The trial (Intranasal ketamine for procedural sedation in children: a randomized controlled non-inferiority multicenter trial or INK; ReDA 5496; CTO 1545) is being scheduled for launch in Spring 2019. Due to the possibility of failure of the experimental intervention (intranasal ketamine 10 mg/kg), the data safety monitoring board (DSMB) and statistical methods team would like to explore the possibility of developing a stopping rule to prevent patients from being enrolled in a futile trial and conserve resources. In order to get accurate data to develop a statistically robust stopping rule, it is necessary to conduct a cohort study of patients that receive the INK trial's experimental intervention and according to it's protocol. This cohort study will help estimate the chance of adequate sedation and inform the final dosing protocol for the INK trial.
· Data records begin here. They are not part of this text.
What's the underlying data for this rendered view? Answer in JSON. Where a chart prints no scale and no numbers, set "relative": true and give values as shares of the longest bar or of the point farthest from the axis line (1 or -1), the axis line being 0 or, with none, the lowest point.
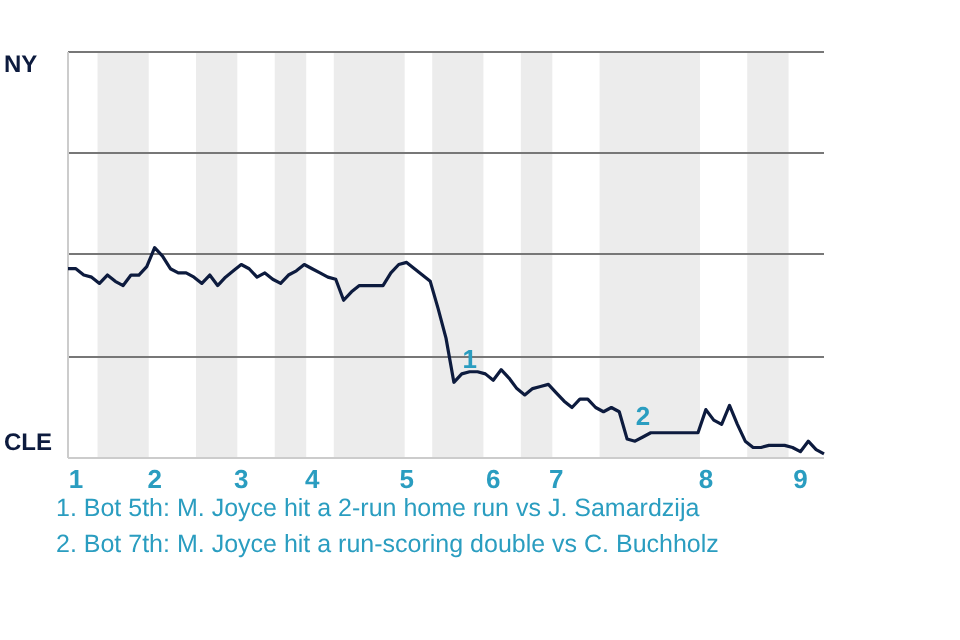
{
  "chart_data": {
    "type": "line",
    "categories": [
      null,
      "1",
      null,
      null,
      null,
      null,
      null,
      null,
      null,
      null,
      null,
      "2",
      null,
      null,
      null,
      null,
      null,
      null,
      null,
      null,
      null,
      null,
      "3",
      null,
      null,
      null,
      null,
      null,
      null,
      null,
      null,
      "4",
      null,
      null,
      null,
      null,
      null,
      null,
      null,
      null,
      null,
      null,
      null,
      "5",
      null,
      null,
      null,
      null,
      null,
      null,
      null,
      null,
      null,
      null,
      "6",
      null,
      null,
      null,
      null,
      null,
      null,
      null,
      "7",
      null,
      null,
      null,
      null,
      null,
      null,
      null,
      null,
      null,
      null,
      null,
      null,
      null,
      null,
      null,
      null,
      null,
      null,
      "8",
      null,
      null,
      null,
      null,
      null,
      null,
      null,
      null,
      null,
      null,
      null,
      "9",
      null,
      null,
      null
    ],
    "series": [
      {
        "color": "#0d1b3e",
        "values": [
          0.9,
          0.9,
          0.87,
          0.86,
          0.83,
          0.87,
          0.84,
          0.82,
          0.87,
          0.87,
          0.91,
          1,
          0.96,
          0.9,
          0.88,
          0.88,
          0.86,
          0.83,
          0.87,
          0.82,
          0.86,
          0.89,
          0.92,
          0.9,
          0.86,
          0.88,
          0.85,
          0.83,
          0.87,
          0.89,
          0.92,
          0.9,
          0.88,
          0.86,
          0.85,
          0.75,
          0.79,
          0.82,
          0.82,
          0.82,
          0.82,
          0.88,
          0.92,
          0.93,
          0.9,
          0.87,
          0.84,
          0.71,
          0.57,
          0.36,
          0.4,
          0.41,
          0.41,
          0.4,
          0.37,
          0.42,
          0.38,
          0.33,
          0.3,
          0.33,
          0.34,
          0.35,
          0.31,
          0.27,
          0.24,
          0.28,
          0.28,
          0.24,
          0.22,
          0.24,
          0.22,
          0.09,
          0.08,
          0.1,
          0.12,
          0.12,
          0.12,
          0.12,
          0.12,
          0.12,
          0.12,
          0.23,
          0.18,
          0.16,
          0.25,
          0.16,
          0.08,
          0.05,
          0.05,
          0.06,
          0.06,
          0.06,
          0.05,
          0.03,
          0.08,
          0.04,
          0.02
        ]
      }
    ],
    "relative": true,
    "marker": "none",
    "ref_lines": [
      {
        "axis": "y",
        "value": 0.48,
        "color": "#777777"
      },
      {
        "axis": "y",
        "value": 0.97,
        "color": "#777777"
      },
      {
        "axis": "y",
        "value": 1.45,
        "color": "#777777"
      }
    ],
    "line_style": "solid",
    "annotations": [
      "NY",
      "CLE",
      {
        "text": "1",
        "y": 0.36
      },
      {
        "text": "2",
        "y": 0.09
      },
      "1. Bot 5th: M. Joyce hit a 2-run home run vs J. Samardzija",
      "2. Bot 7th: M. Joyce hit a run-scoring double vs C. Buchholz"
    ]
  }
}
Between 20 and 40% of extremity fractures in children require a closed reduction, often necessitating procedural sedation and analgesia (PSA) (3, 4). Intravenous (IV) ketamine is the most commonly used sedative agent used to perform a closed reduction (5). However, children rate IV insertion as the most painful hospital experience, second only to the injury itself (6). Intranasal (IN) ketamine may provide effective sedation for children undergoing a closed reduction without the distress and pain related to IV insertion. Although the proportion of children with adequate sedation using IN ketamine at doses of 9-10 mg/kg has been reported to be at least 75% (9-11), there is the possibility of inadequate sedation because IN ketamine 10 mg/kg has not been used for procedural sedation for fracture reduction. A multi-centre, two-arm, randomized, blinded, controlled, non-inferiority trial designed to test the hypothesis that intranasal (IN) ketamine is non-inferior to intravenous (IV) ketamine is being planned for launch in Spring 2019 and a stopping rule for futility will ensure that patients are not unduly enrolled and that resources are not wasted in a futile trial. Creating of a methodologically rigorous stopping rule depends on the results of a small cohort study to provide a more accurate and informed estimate of the probability of adequate sedation with IN ketamine 10 mg/kg.
Study Type
INTERVENTIONAL
Allocation
NA
Purpose
OTHER
Masking
NONE
10 mg/kg single dose in 0.5 mL sprays in each nare separated by 60 seconds
Adequacy of sedation
Dartmouth Operative Conditions Scale (DOCS) score between -2 and +2 for the duration of the closed reduction AND, (ii) No additional IV ketamine is given during closed reduction for the purpose of sedation, AND (iii) The patient did not actively resist, cry, or require physical restraint for completion of the closed reduction.
Time frame: 1 hour
Length of stay
Defined as the time recorded in the medical record between triage and discharge in minutes
Time frame: 1 hour
Onset of sedation
This will be defined as the time interval from administration of the first pair of IN sprays to the time when a first DOCS score of between -2 and +2 is achieved post-intervention (minutes)
Time frame: 1 hour
Duration of sedation
This will be defined as the duration of time between the first DOCS score between -2 to +2 post-intervention to the last DOCS score between -2 and +2 post-closed reduction (minutes).
Time frame: 1 hour
Adverse effects
Research nurses will be trained on the recognition and definition of expected and unexpected AEs. AEs will be determined from the medical record and recorded on REDCap. Expected AEs are based on the Quebec guidelines and other practice guidelines. Unpleasant recovery reactions will be recorded by the research nurse using REDCap.